Margaret and Linley are both Pākehā educators who work for the same service provider in Tauranga. Margaret is in her late 40s or early 50s. She is a registered nurse with no ECE qualifications. She became an educator when her own children were ECE-aged, and stayed when her children started school. Margaret has been an educator for 20 years now. She looks after nine different children over the course of the week.
Linley is in her late 50s or early 60s and has been an educator for 38 years. She has no ECE qualifications, but has 100 points of a playcentre qualification and has completed two Level 3 ECE papers through the Open Polytechnic. Linley did the Open Polytechnic papers when she first started and government was going require eight Introduction to ECE papers. She didn’t finish the qualification because the requirement for the eight papers was removed. She works 7.30am to 6pm and usually has four children with her over the course of the day. She looks after eight different children over the course of the week. This includes one child on a Saturday whose parents work in the retail sector as well as a number of pick-ups from kindergarten during the week.
Both educators like the flexibility of being able choose who they work with. They enjoy the relationships with parents and children, which are maintained even after children start school. They consider their experience as educators and all of the professional development they have taken part in over the years is equivalent to a Level 4 qualification.
They set their own fees for parents. They charge parents between $6 and $7.50 per child per hour. If they know parents are struggling with money, they drop their prices for that family. They also provide discounts for siblings.

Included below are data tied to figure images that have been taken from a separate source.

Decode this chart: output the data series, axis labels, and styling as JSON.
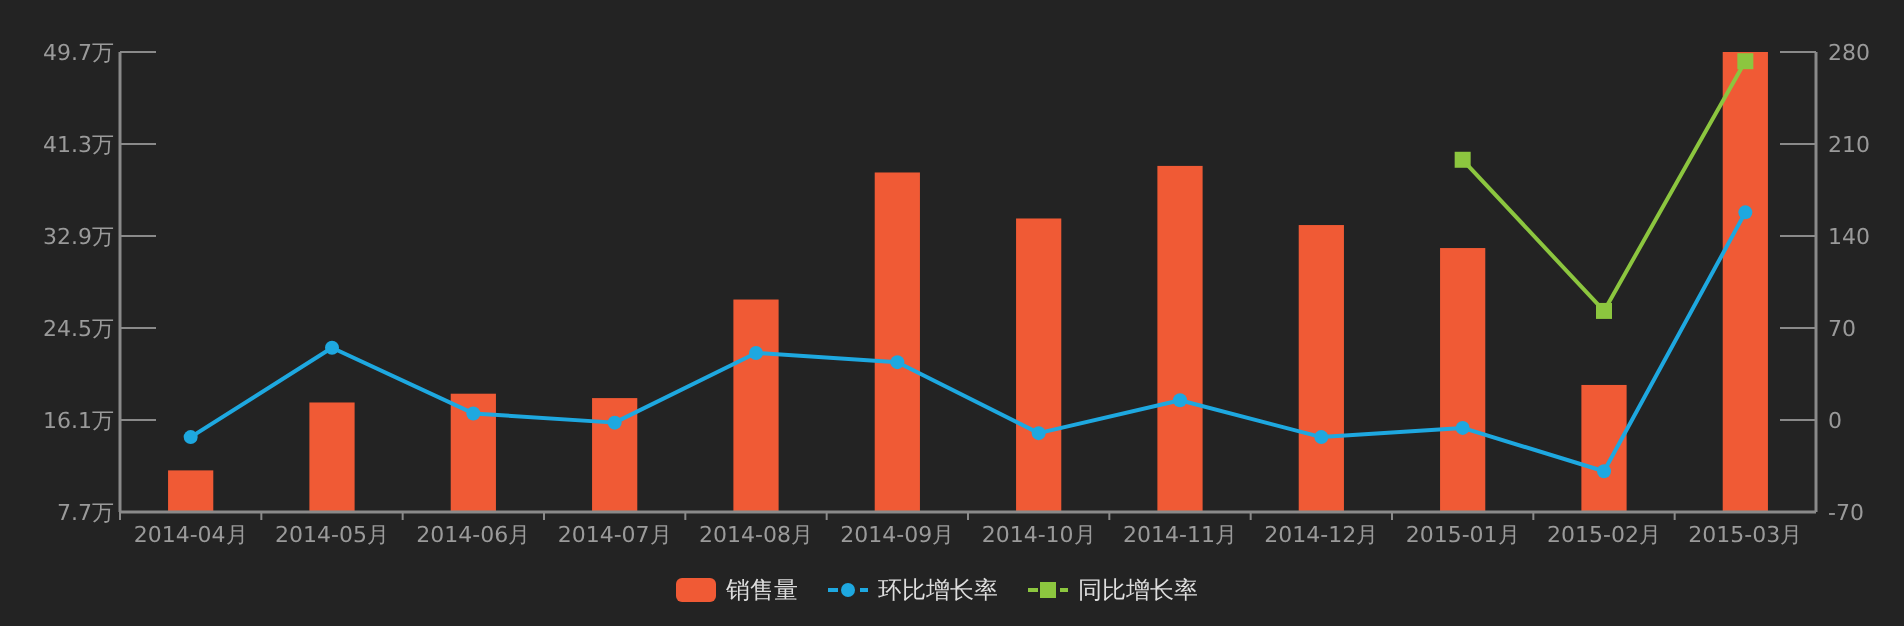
{
  "chart_data": {
    "type": "bar",
    "categories": [
      "2014-04月",
      "2014-05月",
      "2014-06月",
      "2014-07月",
      "2014-08月",
      "2014-09月",
      "2014-10月",
      "2014-11月",
      "2014-12月",
      "2015-01月",
      "2015-02月",
      "2015-03月"
    ],
    "series": [
      {
        "name": "销售量",
        "color": "#f05a35",
        "values": [
          11.5,
          17.7,
          18.5,
          18.1,
          27.1,
          38.7,
          34.5,
          39.3,
          33.9,
          31.8,
          19.3,
          49.7
        ]
      },
      {
        "name": "环比增长率",
        "type": "line",
        "axis": "y2",
        "color": "#1ea8e0",
        "values": [
          -13,
          55,
          5,
          -2,
          51,
          44,
          -10,
          15,
          -13,
          -6,
          -39,
          158
        ]
      },
      {
        "name": "同比增长率",
        "type": "line",
        "axis": "y2",
        "color": "#8cc63f",
        "marker": "square",
        "values": [
          null,
          null,
          null,
          null,
          null,
          null,
          null,
          null,
          null,
          198,
          83,
          273
        ]
      }
    ],
    "marker": "circle",
    "line_style": "solid",
    "ylim": [
      7.7,
      49.7
    ],
    "yticks": [
      {
        "value": 7.7,
        "label": "7.7万"
      },
      {
        "value": 16.1,
        "label": "16.1万"
      },
      {
        "value": 24.5,
        "label": "24.5万"
      },
      {
        "value": 32.9,
        "label": "32.9万"
      },
      {
        "value": 41.3,
        "label": "41.3万"
      },
      {
        "value": 49.7,
        "label": "49.7万"
      }
    ],
    "y2lim": [
      -70,
      280
    ],
    "y2ticks": [
      -70,
      0,
      70,
      140,
      210,
      280
    ],
    "grid": false,
    "legend": "bottom"
  }
}
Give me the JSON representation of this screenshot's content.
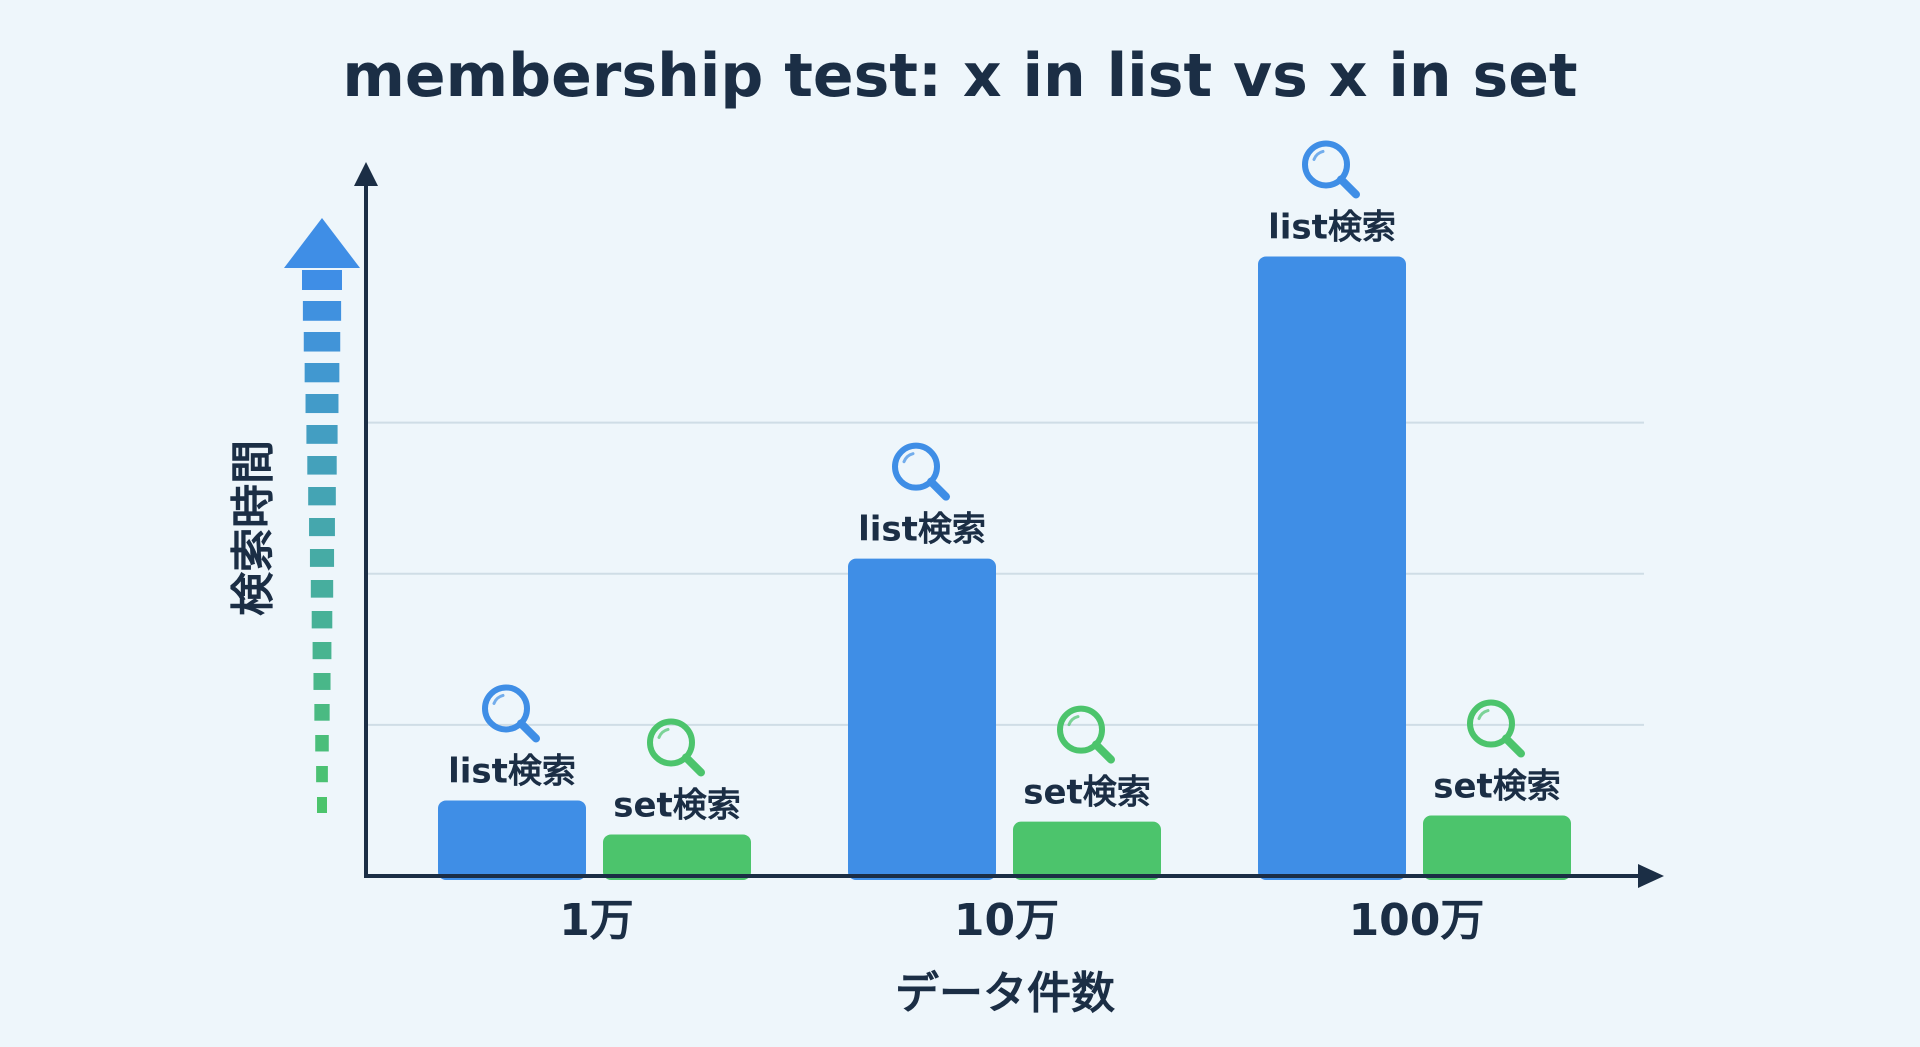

Their service provider collects the fees from parents. The service provider pays the educators the parental fees even if parents are late or default on payments – the service provider has responsibility for chasing up parents for fees. The service provider does not pay educators any of the ECE subsidy for under 2s or 2 and overs. For 20 Hours ECE, the service provider pays the educators $6 per child per hour.
The service provider is a medium sized provider with multiple licences across Waikato, Bay of Plenty and Wellington. Its services include nannies and family caregivers in addition to educators working in their own homes.
The service provider provides regular professional development and evening workshops for educators. Their visiting teachers visit more than once a month because of the number of children the educators look after (visiting teachers must observe each child in the home once a month). One visit focuses on professional development and next steps, one visit involves going through photos and writing learning stories. The service provider also provides regular playgroups overseen by visiting teachers.
Both Margaret and Linley are very reluctant to enrol in the Level 4 qualification. Their service provider is keen to keep them as educators, because they have a proven track record and are committed to the industry. The service provider looks into whether there are processes that could recognise these educators’ existing skills and experience to eliminate the need for the qualification. Some tertiary providers offer recognition of prior learning (RPL), but only for up to half of the course. The price of RPL and the remainder of the course is the same as doing the full course.
Although Margaret and Linley resent the time and cost of undertaking study, the service provider convinces the educators to undertake RPL and the remainder of the course. The service provider pays half of the cost of RPL and the course, the educators must pay for the other half. Their experience means that they already know at least half of the course content. They complete the other half of the qualification, which takes them six to eight months to complete. About half of the course content is information they are already familiar with, the other half is new information. The new information enhances their practice – they are better able to recognise children’s development and learning milestones.
While they are studying, they cut back their hours, which means they work with fewer children and families. Once they have completed their study, they go back to the same hours as before. Their income remains the same.